In 2015 startten FPC Dr. S. van Mesdag en de Van der Hoeven Kliniek een gezamenlijk project waarbinnen een literatuurstudie werd uitgevoerd, vragenlijsten werden voorgelegd aan experts en diverse expertmeetings werden gehouden. Bestudering van nationale en internationale literatuur op gebied van victimologie bleek nauwelijks specifieke informatie op te leveren over contact tussen slachtoffers en tbs’ers. Wel werden studies gevonden over contact tussen slachtoffers en daders (algemeen) en daders in een forensische setting. Om een beeld te krijgen van de huidige praktijk wat betreft contact tussen tbs’ers en slachtoffers/nabestaanden, werden vragenlijsten afgenomen bij forensisch netwerkbegeleiders in FPC’s. Voorts werden vier expertmeetings gehouden met afgevaardigden van de Federatie Nabestaanden Geweldslachtoffers, Slachtoffer in Beeld, Slachtofferhulp Nederland, Restorative Justice Nederland, het Informatiepunt Detentieverloop, Dienst Justitiële Inrichtingen, diverse FPC’s (De Oostvaarderskliniek, De Kijvelanden, FPC Dr. S. van Mesdag, GGZ Drenthe, Inforsa, De Pompestichting, Trajectum en de Van der Hoeven Kliniek) en ambulante forensische zorginstellingen (AFPN Groningen, De Waag, Reclassering Nederland en 3RO). Informatie uit de literatuur, de vragenlijsten en de expertmeetings vormden zodoende de basis voor de ontwikkeling van de richtlijn. De richtlijn, die voornamelijk gericht is op forensisch netwerkbegeleiders van FPC’s, biedt informatie over thema’s waar rekening mee gehouden dient te worden in het contact tussen slachtoffer en tbs-er, zoals kwetsbaarheden van het slachtoffer en tbs’er, timing van het contact en nazorg. Ook worden diverse opties van contact (direct zoals een gesprek of indirect zoals een brief, via een tussenpersoon of het geven van informatie over tbs-maatregel of behandeltraject door een forensisch professional) besproken.

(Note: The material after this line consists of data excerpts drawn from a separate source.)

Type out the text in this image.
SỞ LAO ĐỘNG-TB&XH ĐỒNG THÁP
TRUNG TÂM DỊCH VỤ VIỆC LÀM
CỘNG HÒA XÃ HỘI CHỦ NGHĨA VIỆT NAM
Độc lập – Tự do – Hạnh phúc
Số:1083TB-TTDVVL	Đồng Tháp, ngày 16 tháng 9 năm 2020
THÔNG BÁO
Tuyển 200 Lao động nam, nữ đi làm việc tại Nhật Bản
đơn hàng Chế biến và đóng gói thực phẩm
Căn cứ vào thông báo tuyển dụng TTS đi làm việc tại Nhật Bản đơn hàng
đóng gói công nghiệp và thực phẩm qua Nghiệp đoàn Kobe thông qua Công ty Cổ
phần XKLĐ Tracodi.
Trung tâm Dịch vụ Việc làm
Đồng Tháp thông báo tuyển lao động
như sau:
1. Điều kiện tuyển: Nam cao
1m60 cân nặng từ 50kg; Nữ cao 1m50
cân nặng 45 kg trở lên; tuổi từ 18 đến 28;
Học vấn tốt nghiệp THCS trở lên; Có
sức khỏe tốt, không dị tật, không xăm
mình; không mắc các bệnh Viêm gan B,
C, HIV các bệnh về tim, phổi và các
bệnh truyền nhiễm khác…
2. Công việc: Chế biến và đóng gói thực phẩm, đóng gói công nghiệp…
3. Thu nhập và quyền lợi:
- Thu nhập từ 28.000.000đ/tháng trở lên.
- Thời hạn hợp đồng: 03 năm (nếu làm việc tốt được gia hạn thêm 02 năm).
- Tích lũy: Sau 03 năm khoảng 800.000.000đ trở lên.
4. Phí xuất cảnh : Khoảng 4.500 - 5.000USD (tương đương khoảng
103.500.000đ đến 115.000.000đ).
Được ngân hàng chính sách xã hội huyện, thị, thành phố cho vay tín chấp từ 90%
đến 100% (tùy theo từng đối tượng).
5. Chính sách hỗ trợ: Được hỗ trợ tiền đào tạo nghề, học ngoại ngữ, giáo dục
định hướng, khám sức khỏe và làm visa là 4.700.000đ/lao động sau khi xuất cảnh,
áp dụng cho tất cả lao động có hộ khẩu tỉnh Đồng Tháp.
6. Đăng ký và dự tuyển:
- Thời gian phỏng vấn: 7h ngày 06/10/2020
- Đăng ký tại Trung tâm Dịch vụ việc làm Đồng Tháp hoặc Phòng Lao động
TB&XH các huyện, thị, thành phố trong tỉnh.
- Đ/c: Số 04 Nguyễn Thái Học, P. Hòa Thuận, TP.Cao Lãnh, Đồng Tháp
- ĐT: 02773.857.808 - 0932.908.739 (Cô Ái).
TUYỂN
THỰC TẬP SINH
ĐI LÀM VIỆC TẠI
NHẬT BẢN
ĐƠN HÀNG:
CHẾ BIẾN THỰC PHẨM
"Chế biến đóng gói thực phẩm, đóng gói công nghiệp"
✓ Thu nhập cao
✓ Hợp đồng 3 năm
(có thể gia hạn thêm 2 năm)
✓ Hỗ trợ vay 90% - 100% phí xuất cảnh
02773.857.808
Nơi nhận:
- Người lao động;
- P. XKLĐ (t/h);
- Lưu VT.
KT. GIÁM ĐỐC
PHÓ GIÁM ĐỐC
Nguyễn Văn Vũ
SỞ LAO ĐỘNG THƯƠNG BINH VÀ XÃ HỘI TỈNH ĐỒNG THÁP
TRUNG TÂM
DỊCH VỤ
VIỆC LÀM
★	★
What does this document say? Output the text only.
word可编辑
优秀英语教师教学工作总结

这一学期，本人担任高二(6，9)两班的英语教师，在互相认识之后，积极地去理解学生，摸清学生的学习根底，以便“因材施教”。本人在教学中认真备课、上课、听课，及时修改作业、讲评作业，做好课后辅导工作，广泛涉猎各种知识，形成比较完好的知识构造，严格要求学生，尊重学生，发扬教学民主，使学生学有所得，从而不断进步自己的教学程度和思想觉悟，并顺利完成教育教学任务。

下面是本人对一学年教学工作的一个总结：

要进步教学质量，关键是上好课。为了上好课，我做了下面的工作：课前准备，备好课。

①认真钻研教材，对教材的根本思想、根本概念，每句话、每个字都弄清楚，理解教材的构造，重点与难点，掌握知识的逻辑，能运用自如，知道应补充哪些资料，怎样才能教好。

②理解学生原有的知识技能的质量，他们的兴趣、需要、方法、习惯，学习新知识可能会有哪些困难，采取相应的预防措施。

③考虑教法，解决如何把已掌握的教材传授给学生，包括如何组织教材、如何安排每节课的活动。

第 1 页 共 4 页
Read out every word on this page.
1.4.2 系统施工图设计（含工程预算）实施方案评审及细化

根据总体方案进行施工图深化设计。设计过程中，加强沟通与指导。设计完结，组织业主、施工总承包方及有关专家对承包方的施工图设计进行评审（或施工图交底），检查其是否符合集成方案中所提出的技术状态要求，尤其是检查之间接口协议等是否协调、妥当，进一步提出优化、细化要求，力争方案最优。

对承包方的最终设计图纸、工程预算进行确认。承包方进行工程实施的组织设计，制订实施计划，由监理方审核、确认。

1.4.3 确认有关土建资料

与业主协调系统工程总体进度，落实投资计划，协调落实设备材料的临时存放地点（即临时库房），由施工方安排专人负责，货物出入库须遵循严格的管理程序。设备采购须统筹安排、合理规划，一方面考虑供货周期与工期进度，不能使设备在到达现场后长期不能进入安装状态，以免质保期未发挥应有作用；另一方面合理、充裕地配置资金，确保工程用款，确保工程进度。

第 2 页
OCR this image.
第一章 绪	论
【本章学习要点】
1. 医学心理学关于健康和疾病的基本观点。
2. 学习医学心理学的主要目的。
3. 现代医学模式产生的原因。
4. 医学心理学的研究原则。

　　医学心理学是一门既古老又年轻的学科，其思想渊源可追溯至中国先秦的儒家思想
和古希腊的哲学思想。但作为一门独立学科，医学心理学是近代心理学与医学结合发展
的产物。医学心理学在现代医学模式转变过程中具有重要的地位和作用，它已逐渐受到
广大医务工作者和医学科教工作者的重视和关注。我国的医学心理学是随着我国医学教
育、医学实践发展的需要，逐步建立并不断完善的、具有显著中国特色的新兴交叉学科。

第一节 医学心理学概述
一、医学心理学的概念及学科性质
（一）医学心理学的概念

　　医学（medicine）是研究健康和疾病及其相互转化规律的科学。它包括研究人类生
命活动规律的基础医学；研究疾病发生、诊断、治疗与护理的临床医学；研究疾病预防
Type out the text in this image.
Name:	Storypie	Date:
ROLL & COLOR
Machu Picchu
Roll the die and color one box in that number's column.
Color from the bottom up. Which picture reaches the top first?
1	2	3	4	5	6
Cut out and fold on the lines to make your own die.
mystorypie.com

Kennis van de richtlijn zal bijdragen aan het maken van zorgvuldige besluitvorming in iedere casus. Daarnaast biedt de ontwikkelde beslisboom handvatten om de procedure van contact stapsgewijs aan te pakken. In deze beslisboom wordt onder andere aangegeven welke ketenpartners (Slachtoffer in Beeld, Slachtofferhulp Nederland, het Informatiepunt Detentieverloop) betrokken kunnen worden bij het proces.
Het project is in april 2016 afgerond en opgeleverd aan het KFZ. Hierbij is een voorstel gedaan om de richtlijn binnen FPC Dr. S. van Mesdag en de Van der Hoeven Kliniek, en vervolgens landelijk, te implementeren.